The scene on a Venezuelan beach near a refinery
While US forces targeted the vessels in international waters over the weekend, a tanker that’s considered part of the shadow fleet was spotted moving between Venezuelan refineries, including one about three hours west of the capital, Caracas.
The tanker remained at the refinery in El Palito through Sunday, when families went to the town’s beach to relax with children now on break from school.
Music played on loudspeakers as people swam and surfed with the tanker in the background. Families and groups of teenagers enjoyed themselves, but Manuel Salazar, who has parked cars at the beach for more than three decades, noticed differences from years past, when the country’s oil-dependent economy was in better shape and the energy industry produced at least double the current 1 million barrels per day.
“Up to nine or 10 tankers would wait out there in the bay. One would leave, another would come in,” Salazar, 68, said. “Now, look, one.”
The tanker in El Palito has been identified by Transparencia Venezuela, an independent watchdog promoting government accountability, to be part of the shadow fleet.
Area residents on Sunday recalled when tankers would sound their horns at midnight New Year’s Eve, while some would even send up fireworks to celebrate the holiday.
“Before, during vacations, they’d have barbecues; now all you see is bread with bologna,” Salazar said of Venezuelan families spending the holiday at the beach next to the refinery. “Things are expensive. Food prices keep going up and up every day.”

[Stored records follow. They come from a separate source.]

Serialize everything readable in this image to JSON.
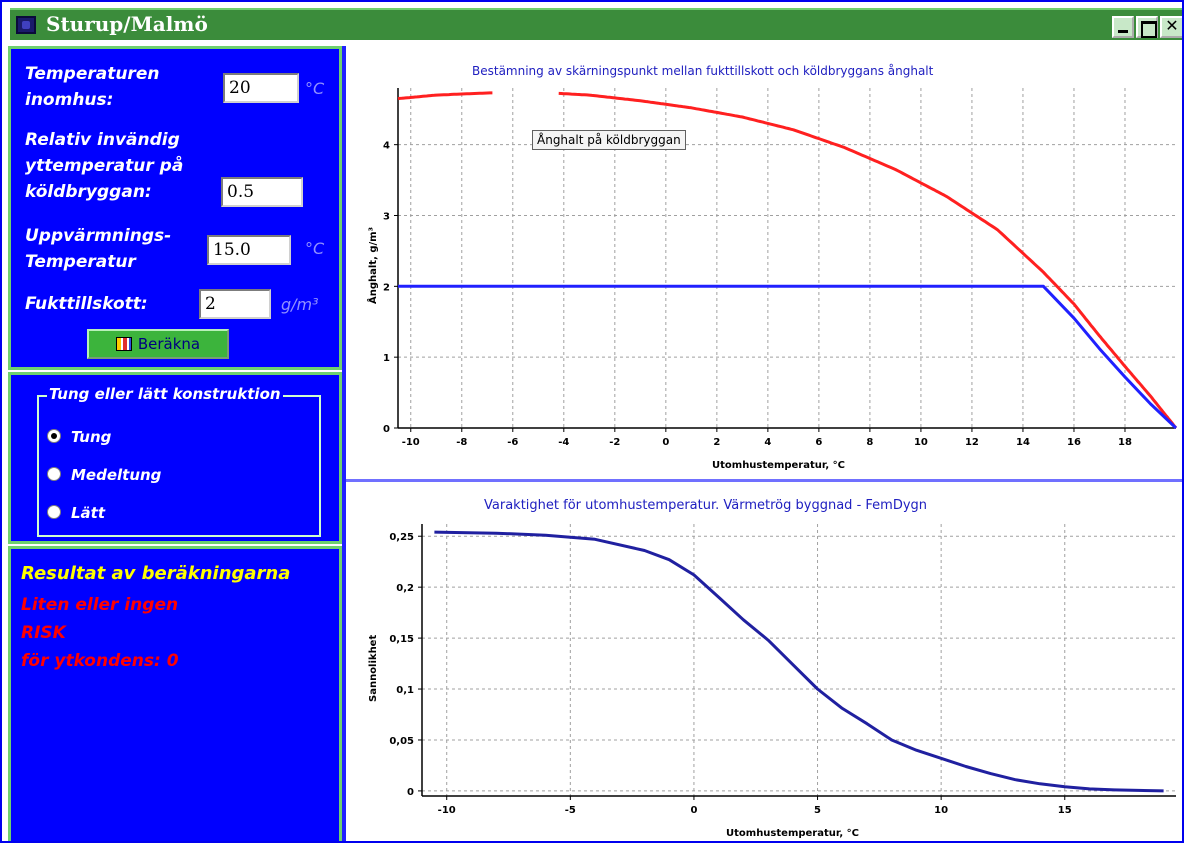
{
  "window": {
    "title": "Sturup/Malmö"
  },
  "inputs": {
    "indoor_temp": {
      "label_1": "Temperaturen",
      "label_2": "inomhus:",
      "value": "20",
      "unit": "°C"
    },
    "relative_temp": {
      "label_1": "Relativ invändig",
      "label_2": "yttemperatur på",
      "label_3": "köldbryggan:",
      "value": "0.5"
    },
    "heating_temp": {
      "label_1": "Uppvärmnings-",
      "label_2": "Temperatur",
      "value": "15.0",
      "unit": "°C"
    },
    "moisture": {
      "label": "Fukttillskott:",
      "value": "2",
      "unit": "g/m³"
    },
    "calc_button": "Beräkna"
  },
  "construction": {
    "title": "Tung eller lätt konstruktion",
    "options": [
      {
        "label": "Tung",
        "selected": true
      },
      {
        "label": "Medeltung",
        "selected": false
      },
      {
        "label": "Lätt",
        "selected": false
      }
    ]
  },
  "results": {
    "title": "Resultat av beräkningarna",
    "line_1": "Liten eller ingen",
    "line_2": "RISK",
    "line_3": "för ytkondens: 0"
  },
  "colors": {
    "panel_bg": "#0000ff",
    "panel_border": "#6fd06f",
    "title_bar": "#3b8c3b",
    "red_curve": "#ff2020",
    "blue_curve": "#2020ff",
    "duration_curve": "#2020a0"
  },
  "chart_data": [
    {
      "type": "line",
      "title": "Bestämning av skärningspunkt mellan fukttillskott och köldbryggans ånghalt",
      "xlabel": "Utomhustemperatur, °C",
      "ylabel": "Ånghalt, g/m³",
      "xlim": [
        -10.5,
        20
      ],
      "ylim": [
        0,
        4.8
      ],
      "xticks": [
        -10,
        -8,
        -6,
        -4,
        -2,
        0,
        2,
        4,
        6,
        8,
        10,
        12,
        14,
        16,
        18
      ],
      "yticks": [
        0,
        1,
        2,
        3,
        4
      ],
      "grid": true,
      "tooltip": "Ånghalt på köldbryggan",
      "series": [
        {
          "name": "Ånghalt på köldbryggan",
          "color": "#ff2020",
          "points": [
            [
              -10.5,
              4.65
            ],
            [
              -9,
              4.7
            ],
            [
              -7,
              4.73
            ],
            [
              -5,
              4.74
            ],
            [
              -3,
              4.7
            ],
            [
              -1,
              4.62
            ],
            [
              1,
              4.52
            ],
            [
              3,
              4.39
            ],
            [
              5,
              4.21
            ],
            [
              7,
              3.96
            ],
            [
              9,
              3.65
            ],
            [
              11,
              3.27
            ],
            [
              13,
              2.8
            ],
            [
              14.8,
              2.2
            ],
            [
              16,
              1.75
            ],
            [
              17,
              1.3
            ],
            [
              18,
              0.87
            ],
            [
              19,
              0.45
            ],
            [
              20,
              0.0
            ]
          ],
          "gaps": [
            [
              -6.8,
              -4.2
            ]
          ]
        },
        {
          "name": "Fukttillskott",
          "color": "#2020ff",
          "points": [
            [
              -10.5,
              2.0
            ],
            [
              14.8,
              2.0
            ],
            [
              16,
              1.55
            ],
            [
              17,
              1.12
            ],
            [
              18,
              0.72
            ],
            [
              19,
              0.34
            ],
            [
              20,
              0.0
            ]
          ]
        }
      ]
    },
    {
      "type": "line",
      "title": "Varaktighet för utomhustemperatur. Värmetrög byggnad - FemDygn",
      "xlabel": "Utomhustemperatur, °C",
      "ylabel": "Sannolikhet",
      "xlim": [
        -11,
        19.5
      ],
      "ylim": [
        -0.005,
        0.262
      ],
      "xticks": [
        -10,
        -5,
        0,
        5,
        10,
        15
      ],
      "yticks": [
        0,
        0.05,
        0.1,
        0.15,
        0.2,
        0.25
      ],
      "ytick_labels": [
        "0",
        "0,05",
        "0,1",
        "0,15",
        "0,2",
        "0,25"
      ],
      "grid": true,
      "series": [
        {
          "name": "Varaktighet",
          "color": "#2020a0",
          "points": [
            [
              -10.5,
              0.254
            ],
            [
              -8,
              0.253
            ],
            [
              -6,
              0.251
            ],
            [
              -4,
              0.247
            ],
            [
              -2,
              0.236
            ],
            [
              -1,
              0.227
            ],
            [
              0,
              0.212
            ],
            [
              1,
              0.19
            ],
            [
              2,
              0.168
            ],
            [
              3,
              0.148
            ],
            [
              4,
              0.124
            ],
            [
              5,
              0.1
            ],
            [
              6,
              0.081
            ],
            [
              7,
              0.066
            ],
            [
              8,
              0.05
            ],
            [
              9,
              0.04
            ],
            [
              10,
              0.032
            ],
            [
              11,
              0.024
            ],
            [
              12,
              0.017
            ],
            [
              13,
              0.011
            ],
            [
              14,
              0.007
            ],
            [
              15,
              0.004
            ],
            [
              16,
              0.002
            ],
            [
              17,
              0.001
            ],
            [
              19,
              0.0
            ]
          ]
        }
      ]
    }
  ]
}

Venezuela’s ruling party-controlled National Assembly on Monday gave initial approval to a measure that would criminalize a broad range of activities that could be linked to the seizure of oil tankers.

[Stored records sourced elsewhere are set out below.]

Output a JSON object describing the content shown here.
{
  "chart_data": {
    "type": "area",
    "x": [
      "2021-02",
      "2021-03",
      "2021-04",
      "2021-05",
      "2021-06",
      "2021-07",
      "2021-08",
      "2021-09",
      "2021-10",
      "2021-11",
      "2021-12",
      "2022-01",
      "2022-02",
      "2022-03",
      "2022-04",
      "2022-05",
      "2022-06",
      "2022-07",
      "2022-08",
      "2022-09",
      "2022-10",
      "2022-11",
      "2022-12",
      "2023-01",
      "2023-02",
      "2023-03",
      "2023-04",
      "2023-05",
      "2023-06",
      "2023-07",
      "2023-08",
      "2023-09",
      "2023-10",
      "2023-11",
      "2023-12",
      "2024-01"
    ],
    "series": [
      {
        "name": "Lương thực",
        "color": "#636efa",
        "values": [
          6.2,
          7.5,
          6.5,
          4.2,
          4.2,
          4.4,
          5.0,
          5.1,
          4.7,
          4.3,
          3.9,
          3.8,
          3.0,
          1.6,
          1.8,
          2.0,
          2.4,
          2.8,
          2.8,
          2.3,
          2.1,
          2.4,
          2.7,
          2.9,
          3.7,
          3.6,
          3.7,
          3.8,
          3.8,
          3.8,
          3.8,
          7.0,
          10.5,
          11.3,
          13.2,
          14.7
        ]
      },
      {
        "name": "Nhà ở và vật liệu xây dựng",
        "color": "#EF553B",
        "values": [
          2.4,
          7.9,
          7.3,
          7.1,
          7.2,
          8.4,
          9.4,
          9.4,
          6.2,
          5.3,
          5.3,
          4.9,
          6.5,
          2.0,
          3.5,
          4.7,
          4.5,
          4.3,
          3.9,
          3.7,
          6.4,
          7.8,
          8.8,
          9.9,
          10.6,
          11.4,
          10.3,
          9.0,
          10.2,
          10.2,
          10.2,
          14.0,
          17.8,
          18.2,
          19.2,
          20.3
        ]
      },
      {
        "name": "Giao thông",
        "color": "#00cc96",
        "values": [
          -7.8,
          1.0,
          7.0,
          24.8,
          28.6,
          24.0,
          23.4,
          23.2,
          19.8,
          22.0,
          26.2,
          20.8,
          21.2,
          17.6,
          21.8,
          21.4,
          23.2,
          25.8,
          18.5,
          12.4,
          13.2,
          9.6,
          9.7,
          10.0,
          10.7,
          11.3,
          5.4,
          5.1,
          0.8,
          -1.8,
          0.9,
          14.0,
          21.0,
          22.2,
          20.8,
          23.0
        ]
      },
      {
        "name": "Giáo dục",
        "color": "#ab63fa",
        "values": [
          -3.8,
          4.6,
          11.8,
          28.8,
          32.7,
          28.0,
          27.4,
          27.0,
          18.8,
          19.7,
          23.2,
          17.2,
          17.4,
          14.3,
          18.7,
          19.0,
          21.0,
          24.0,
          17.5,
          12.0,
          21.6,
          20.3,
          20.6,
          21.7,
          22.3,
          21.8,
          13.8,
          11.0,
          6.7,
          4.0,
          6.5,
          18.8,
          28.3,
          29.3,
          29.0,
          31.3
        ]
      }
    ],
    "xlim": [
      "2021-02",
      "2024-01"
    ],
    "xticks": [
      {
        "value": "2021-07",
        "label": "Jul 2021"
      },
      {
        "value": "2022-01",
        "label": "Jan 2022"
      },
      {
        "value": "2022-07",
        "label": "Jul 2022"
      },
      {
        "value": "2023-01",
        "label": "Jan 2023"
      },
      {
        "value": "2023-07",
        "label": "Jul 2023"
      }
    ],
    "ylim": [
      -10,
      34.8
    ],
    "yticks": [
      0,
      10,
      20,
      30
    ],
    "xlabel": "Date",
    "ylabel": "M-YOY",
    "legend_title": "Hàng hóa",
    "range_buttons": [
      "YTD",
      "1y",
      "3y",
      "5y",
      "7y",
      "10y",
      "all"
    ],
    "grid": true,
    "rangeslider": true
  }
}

Lawmaker Giuseppe Alessandrello, who introduced the bill, said people could be fined and imprisoned for up to 20 years for promoting, requesting, supporting, financing or participating in “acts of piracy, blockades or other international illegal acts against” commercial entities operating with the South American country.
The Defense Department, under Trump’s orders, continues its campaign of attacks on smaller vessels in the Caribbean and eastern Pacific Ocean that it alleges are carrying drugs to the United States and beyond.
At least 104 people have been killed in 28 known strikes since early September. The strikes have faced scrutiny from US lawmakers and human rights activists, who say the administration has offered scant evidence that its targets are indeed drug smugglers and that the fatal strikes amount to extrajudicial killings.